The Shanghai Composite Index (SHCOMP), which tracks the bigger of China’s stock exchanges, fell 30 points, or 1.4 percent, to 2,169.39, the biggest loss since Dec. 15. The CSI 300 Index (SHSZ300) slid 2 percent to 2,298.75. China’s markets were shut yesterday and Jan. 2 for the holidays.
China Cosco Holdings Co. (601919) (601919 CH), Asia’s largest shipping line, plunged 3.9 percent to 4.50 yuan after an index of export orders indicated a third month of contraction.

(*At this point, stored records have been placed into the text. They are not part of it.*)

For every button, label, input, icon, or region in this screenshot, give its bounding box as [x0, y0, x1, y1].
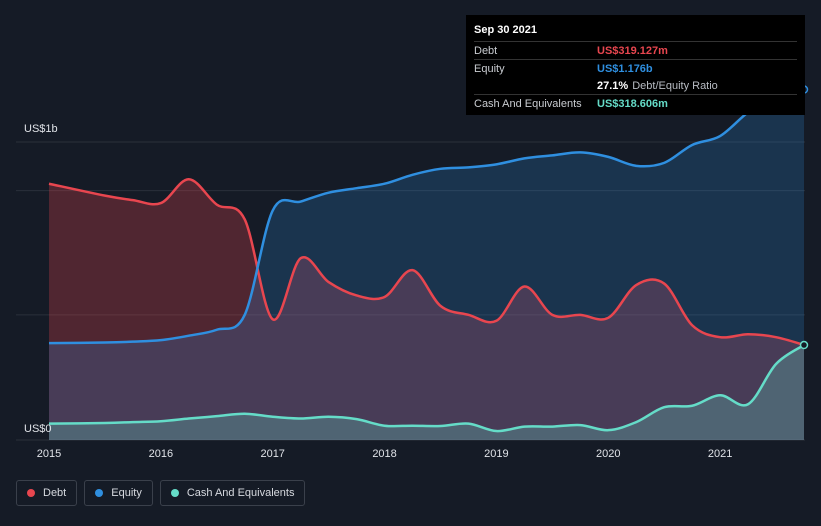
- debt-line: [48, 177, 805, 347]
- equity-dot-icon: [95, 489, 104, 497]
- y-axis-ticks: US$1b US$0: [24, 123, 58, 435]
- x-tick-label: 2016: [149, 448, 173, 460]
- equity-area: [49, 89, 804, 440]
- tooltip-equity-value: US$1.176b: [597, 62, 653, 75]
- tooltip-debt-label: Debt: [474, 44, 498, 57]
- y-tick-label: US$1b: [24, 123, 58, 135]
- cash-area: [49, 345, 804, 440]
- x-tick-label: 2015: [37, 448, 61, 460]
- legend-item-cash[interactable]: Cash And Equivalents: [159, 480, 306, 506]
- gridlines: [16, 141, 805, 441]
- tooltip-ratio-value: 27.1%: [597, 79, 629, 92]
- tooltip-cash-label: Cash And Equivalents: [474, 97, 582, 110]
- series-areas: [49, 89, 804, 440]
- tooltip-date: Sep 30 2021: [474, 24, 537, 36]
- cash-end-marker: [799, 340, 809, 350]
- x-axis-ticks: 2015 2016 2017 2018 2019 2020 2021: [37, 448, 733, 460]
- debt-area: [49, 179, 804, 440]
- x-tick-label: 2018: [372, 448, 396, 460]
- cash-dot-icon: [170, 489, 179, 497]
- legend: Debt Equity Cash And Equivalents: [16, 480, 306, 506]
- tooltip-cash-value: US$318.606m: [597, 97, 668, 110]
- tooltip-row-debt: Debt US$319.127m: [474, 41, 797, 59]
- tooltip-debt-value: US$319.127m: [597, 44, 668, 57]
- x-tick-label: 2017: [260, 448, 284, 460]
- legend-item-equity[interactable]: Equity: [84, 480, 153, 506]
- legend-item-debt[interactable]: Debt: [16, 480, 78, 506]
- cash-line: [48, 343, 805, 433]
- tooltip-row-equity: Equity US$1.176b: [474, 59, 797, 77]
- tooltip-panel: Sep 30 2021 Debt US$319.127m Equity US$1…: [466, 15, 805, 115]
- y-tick-label: US$0: [24, 423, 52, 435]
- x-tick-label: 2019: [484, 448, 508, 460]
- tooltip-ratio-label: Debt/Equity Ratio: [632, 79, 718, 92]
- tooltip-equity-label: Equity: [474, 62, 505, 75]
- legend-debt-label: Debt: [43, 487, 67, 499]
- equity-line: [48, 88, 805, 345]
- tooltip-row-ratio: 27.1% Debt/Equity Ratio: [474, 77, 797, 94]
- tooltip-row-cash: Cash And Equivalents US$318.606m: [474, 94, 797, 112]
- series-lines: [48, 88, 805, 433]
- debt-dot-icon: [27, 489, 35, 497]
- legend-equity-label: Equity: [111, 487, 142, 499]
- x-tick-label: 2021: [708, 448, 732, 460]
- legend-cash-label: Cash And Equivalents: [186, 487, 295, 499]
- x-tick-label: 2020: [596, 448, 620, 460]
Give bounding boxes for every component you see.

China Vanke Co. (000002) (000002 CH) lost 1.9 percent to 7.33 yuan. Chinese property values dropped 0.25 percent from November, SouFun Holdings Ltd., the nation’s biggest real-estate website owner, said today. Prices slid in 60 of 100 cities, and all of the 10 biggest, including Beijing and Shanghai.

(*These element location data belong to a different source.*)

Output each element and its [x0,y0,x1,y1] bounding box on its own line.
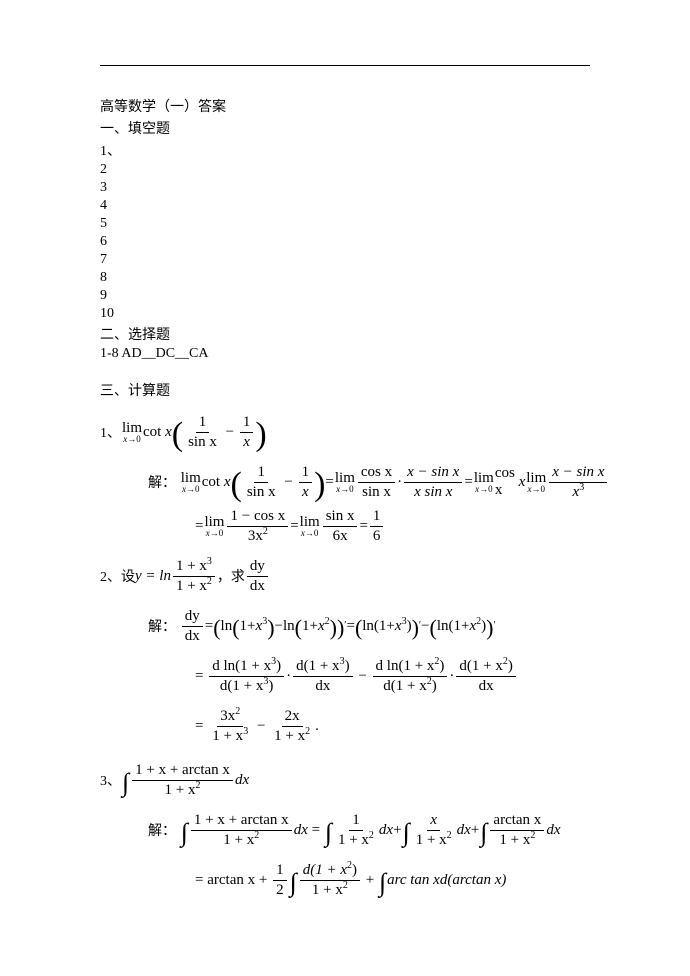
fill-8: 8 [100,270,590,286]
fill-4: 4 [100,198,590,214]
fill-10: 10 [100,306,590,322]
fill-2: 2 [100,162,590,178]
lim-symbol: limx→0 [122,421,142,444]
section-2-heading: 二、选择题 [100,324,590,344]
mc-answers: 1-8 AD__DC__CA [100,346,590,362]
lparen-icon: ( [231,476,242,493]
fill-5: 5 [100,216,590,232]
p3-solution-line1: 解： ∫ 1 + x + arctan x1 + x2 dx = ∫ 11 + … [148,812,590,848]
lparen-icon: ( [213,622,220,633]
integral-icon: ∫ [379,876,386,889]
x1: x [165,424,172,441]
section-3-heading: 三、计算题 [100,380,590,400]
p3-solution-line2: = arctan x + 12 ∫ d(1 + x2)1 + x2 + ∫ ar… [195,862,590,898]
fill-6: 6 [100,234,590,250]
integral-icon: ∫ [325,826,332,839]
p2-solution-line2: = d ln(1 + x3)d(1 + x3) · d(1 + x3)dx − … [195,658,590,694]
rparen-icon: ) [255,426,266,443]
page-title: 高等数学（一）答案 [100,96,590,116]
problem-3: 3、 ∫ 1 + x + arctan x1 + x2 dx [100,762,590,798]
integral-icon: ∫ [122,776,129,789]
integral-icon: ∫ [480,826,487,839]
minus: − [222,424,238,441]
top-rule [100,65,590,66]
p1-solution-line2: = limx→0 1 − cos x3x2 = limx→0 sin x6x =… [195,508,590,544]
fill-1: 1、 [100,140,590,160]
p3-label: 3、 [100,770,121,790]
frac-1-sinx: 1sin x [185,414,220,450]
integral-icon: ∫ [290,876,297,889]
fill-7: 7 [100,252,590,268]
fill-3: 3 [100,180,590,196]
p1-solution-line1: 解： limx→0 cot x ( 1sin x − 1x ) = limx→0… [148,464,590,500]
frac-1-x: 1x [240,414,254,450]
rparen-icon: ) [337,622,344,633]
section-1-heading: 一、填空题 [100,118,590,138]
integral-icon: ∫ [403,826,410,839]
p2-solution-line1: 解： dydx = ( ln(1+x3) − ln(1+x2) )′ = (ln… [148,608,590,644]
lparen-icon: ( [172,426,183,443]
document-page: 高等数学（一）答案 一、填空题 1、 2 3 4 5 6 7 8 9 10 二、… [0,0,690,976]
p1-label: 1、 [100,422,121,442]
problem-1: 1、 limx→0 cot x ( 1sin x − 1x ) [100,414,590,450]
p2-label: 2、 [100,566,121,586]
fill-9: 9 [100,288,590,304]
rparen-icon: ) [314,476,325,493]
jie-label: 解： [148,472,176,492]
lim-symbol: limx→0 [181,471,201,494]
cot: cot [143,424,161,441]
p2-solution-line3: = 3x21 + x3 − 2x1 + x2 . [195,708,590,744]
integral-icon: ∫ [181,826,188,839]
problem-2: 2、 设 y = ln 1 + x3 1 + x2 ，求 dydx [100,558,590,594]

Shenzhen Development Bank Co. (000001) (000001 CH) retreated 2.8 percent to 15.16 yuan and China Citic Bank Corp. (601988) (601998 CH), a unit of the nation’s largest state-owned investment firm, fell 1.2 percent to 3.99 yuan on speculation a recent cash crunch will worsen before the Chinese New Year holidays later this month.
“We expect a reserve-ratio cut soon,” said Dariusz Kowalczyk, a strategist at Credit Agricole CIB in Hong Kong. “The cut is really needed as liquidity tightness will return as the Chinese New Year is approaching.”